Burying interconnect lines beneath the active devices - rather than routing them above - frees up surface area and shortens connections, a technique gaining ground in both logic backside power and DRAM. Nanya Technology Corporation, the Taiwanese DRAM maker, claims a method making both buried power and buried signal lines in a single structure in its mid-2023 grant.
US11647623B2, "Method for manufacturing semiconductor structure with buried power line and buried signal line" (issued 2023-05-09), is classified in H10B 12/20 (DRAM with buried/recessed elements) with H01L 21/743 (trench formation) and H01L 23/535 (power interconnect). The claim covers fabricating both a buried power line and a buried signal line within one structure.

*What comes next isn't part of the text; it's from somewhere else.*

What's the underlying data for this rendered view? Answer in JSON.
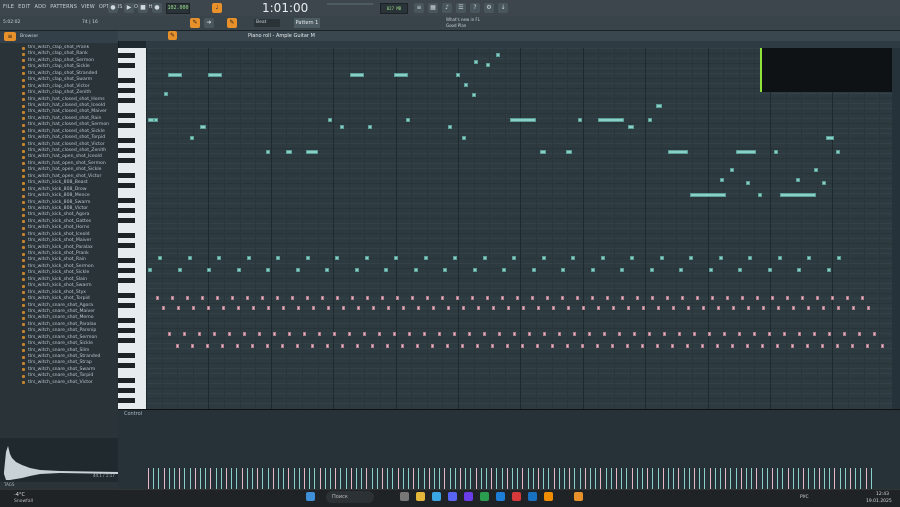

Construe the dual-buried limitation. Burying one line is one thing; the claim's novelty is forming both power and signal buried lines together, which requires a fabrication sequence that builds the two at different depths or in different regions without shorting them. The method's specific integration is what is fenced.
The design-around space is in the fabrication sequence and the line arrangement. A competitor burying only power (backside-power style) and routing signal on the surface, or using a different trench-and-fill order, reaches comparable area savings outside a claim requiring both lines buried by this method.
Nanya's position is that of a DRAM maker scaling its periphery and array logic. Buried interconnect is a lever for shrinking the support circuitry around the memory array, and owning the dual-buried method protects Nanya's specific route. It is process IP tied directly to the company's product.
For a portfolio analyst, this grant places Nanya - often overlooked next to Samsung, SK hynix, and Micron - as an active filer in DRAM interconnect scaling. The buried-line thicket spans the DRAM makers and the equipment vendors, and Nanya's method claims are part of the competitive picture in trench-based interconnect that any DRAM scaling effort should map.